In one September evening, Urve’s mother told her: ‘I am going to tell you something that you cannot tell anybody else. We are going to Sweden tomorrow.’ Urve, who was 14, packed a little rucksack with three mathematics textbooks – she did not want to fall behind her classmates and hoped that when she would return soon and continue her studies, she would be on the same level with her classmates. The next day she sailed to Sweden across the sea, where she lived for half a century.

Axe vs pen

The book has been severed in half with an axe – someone has received an order to destroy banned literature and the most primitive solution was used to complete the task.
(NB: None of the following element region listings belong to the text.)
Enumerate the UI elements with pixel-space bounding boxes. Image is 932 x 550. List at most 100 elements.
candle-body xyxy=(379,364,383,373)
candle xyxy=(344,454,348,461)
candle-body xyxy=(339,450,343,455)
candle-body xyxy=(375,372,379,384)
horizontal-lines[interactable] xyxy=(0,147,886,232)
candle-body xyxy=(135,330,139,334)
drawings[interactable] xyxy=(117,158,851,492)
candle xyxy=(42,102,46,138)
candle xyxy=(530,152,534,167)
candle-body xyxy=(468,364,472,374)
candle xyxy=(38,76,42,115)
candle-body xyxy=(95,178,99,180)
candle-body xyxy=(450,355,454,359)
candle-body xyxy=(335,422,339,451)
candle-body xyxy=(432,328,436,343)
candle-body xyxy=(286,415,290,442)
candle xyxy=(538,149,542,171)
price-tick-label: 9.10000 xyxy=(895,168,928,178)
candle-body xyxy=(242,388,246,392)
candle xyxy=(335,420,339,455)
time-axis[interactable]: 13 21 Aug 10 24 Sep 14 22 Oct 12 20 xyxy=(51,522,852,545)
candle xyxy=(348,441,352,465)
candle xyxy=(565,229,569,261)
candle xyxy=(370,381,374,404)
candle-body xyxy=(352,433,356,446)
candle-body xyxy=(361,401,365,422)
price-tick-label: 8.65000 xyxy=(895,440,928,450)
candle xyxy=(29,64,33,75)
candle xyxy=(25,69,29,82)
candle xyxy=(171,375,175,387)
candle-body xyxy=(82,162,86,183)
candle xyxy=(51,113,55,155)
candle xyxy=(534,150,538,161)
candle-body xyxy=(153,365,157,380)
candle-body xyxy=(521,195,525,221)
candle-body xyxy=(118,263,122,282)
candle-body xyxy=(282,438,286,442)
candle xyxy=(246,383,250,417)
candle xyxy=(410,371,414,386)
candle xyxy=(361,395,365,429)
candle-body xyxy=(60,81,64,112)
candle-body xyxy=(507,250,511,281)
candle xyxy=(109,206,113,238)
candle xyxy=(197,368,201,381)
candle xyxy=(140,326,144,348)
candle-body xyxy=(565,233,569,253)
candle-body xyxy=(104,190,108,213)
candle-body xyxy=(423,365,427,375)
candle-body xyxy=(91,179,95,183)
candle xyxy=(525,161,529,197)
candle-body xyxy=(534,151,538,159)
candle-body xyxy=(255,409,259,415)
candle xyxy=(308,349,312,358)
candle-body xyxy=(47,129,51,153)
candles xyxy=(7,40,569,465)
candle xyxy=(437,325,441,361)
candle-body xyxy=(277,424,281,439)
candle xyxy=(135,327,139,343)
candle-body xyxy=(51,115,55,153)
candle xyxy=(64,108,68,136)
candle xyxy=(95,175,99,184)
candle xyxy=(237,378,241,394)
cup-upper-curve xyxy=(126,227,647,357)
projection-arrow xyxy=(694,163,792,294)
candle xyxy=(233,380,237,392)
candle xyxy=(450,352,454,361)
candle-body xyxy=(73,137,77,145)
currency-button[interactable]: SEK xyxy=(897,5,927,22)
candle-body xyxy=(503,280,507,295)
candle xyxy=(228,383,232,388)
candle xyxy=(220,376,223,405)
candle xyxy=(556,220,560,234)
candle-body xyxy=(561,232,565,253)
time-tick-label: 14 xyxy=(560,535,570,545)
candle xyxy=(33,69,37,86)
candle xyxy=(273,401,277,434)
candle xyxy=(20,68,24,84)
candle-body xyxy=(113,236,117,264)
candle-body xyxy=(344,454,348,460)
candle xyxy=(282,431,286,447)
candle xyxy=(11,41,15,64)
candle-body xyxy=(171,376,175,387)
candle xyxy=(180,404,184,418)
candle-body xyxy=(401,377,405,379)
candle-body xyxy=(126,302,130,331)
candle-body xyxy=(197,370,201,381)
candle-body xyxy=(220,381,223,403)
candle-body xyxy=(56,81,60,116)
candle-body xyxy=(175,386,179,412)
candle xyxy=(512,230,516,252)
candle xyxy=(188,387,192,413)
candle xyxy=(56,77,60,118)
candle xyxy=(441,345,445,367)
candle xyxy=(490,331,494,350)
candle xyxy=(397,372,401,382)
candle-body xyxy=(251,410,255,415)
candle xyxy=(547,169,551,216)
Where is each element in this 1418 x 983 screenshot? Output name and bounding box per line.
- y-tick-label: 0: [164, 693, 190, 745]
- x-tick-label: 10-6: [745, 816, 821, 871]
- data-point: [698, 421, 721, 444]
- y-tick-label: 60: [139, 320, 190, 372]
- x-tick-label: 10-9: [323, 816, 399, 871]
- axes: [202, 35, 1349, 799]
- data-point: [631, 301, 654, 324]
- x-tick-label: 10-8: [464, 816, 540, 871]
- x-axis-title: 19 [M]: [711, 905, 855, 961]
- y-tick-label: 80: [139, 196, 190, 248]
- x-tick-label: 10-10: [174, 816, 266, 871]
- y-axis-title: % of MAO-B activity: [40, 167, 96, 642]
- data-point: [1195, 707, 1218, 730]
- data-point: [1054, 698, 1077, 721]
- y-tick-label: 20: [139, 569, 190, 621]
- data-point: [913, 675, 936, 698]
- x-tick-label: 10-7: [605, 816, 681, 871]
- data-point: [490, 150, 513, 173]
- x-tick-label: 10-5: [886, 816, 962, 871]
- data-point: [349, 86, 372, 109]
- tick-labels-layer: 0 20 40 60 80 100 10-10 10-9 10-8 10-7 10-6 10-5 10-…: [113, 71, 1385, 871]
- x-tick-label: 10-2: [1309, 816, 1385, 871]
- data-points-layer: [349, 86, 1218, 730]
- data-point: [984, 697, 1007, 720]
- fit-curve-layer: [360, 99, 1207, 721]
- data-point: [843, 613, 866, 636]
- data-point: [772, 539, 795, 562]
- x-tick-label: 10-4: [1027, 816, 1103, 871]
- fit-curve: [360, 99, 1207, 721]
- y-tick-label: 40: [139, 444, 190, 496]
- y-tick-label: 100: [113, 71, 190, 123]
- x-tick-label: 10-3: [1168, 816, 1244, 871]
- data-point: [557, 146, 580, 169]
The reason behind the chopping is quite bizarre: the author, a French biologist who had been nominated twice as an honorary member of the Academy of Sciences of the USSR, propagated eugenics in this book; however, it was the translator, Leo, who was out of favour. His translations were ordered to be destroyed.

Forbidden weapon

The KGB considered typewriters to be extremely dangerous. Therefore, all the typewriters were accounted for by their serial numbers, buyers were registered, and a printing sample was taken from each machine. Thereby, it was possible to identify who copied forbidden literature, composed open letters, etc., and which machine was used. Public communication was strictly controlled and secret handwritten notes were the only method of disseminating alternative information.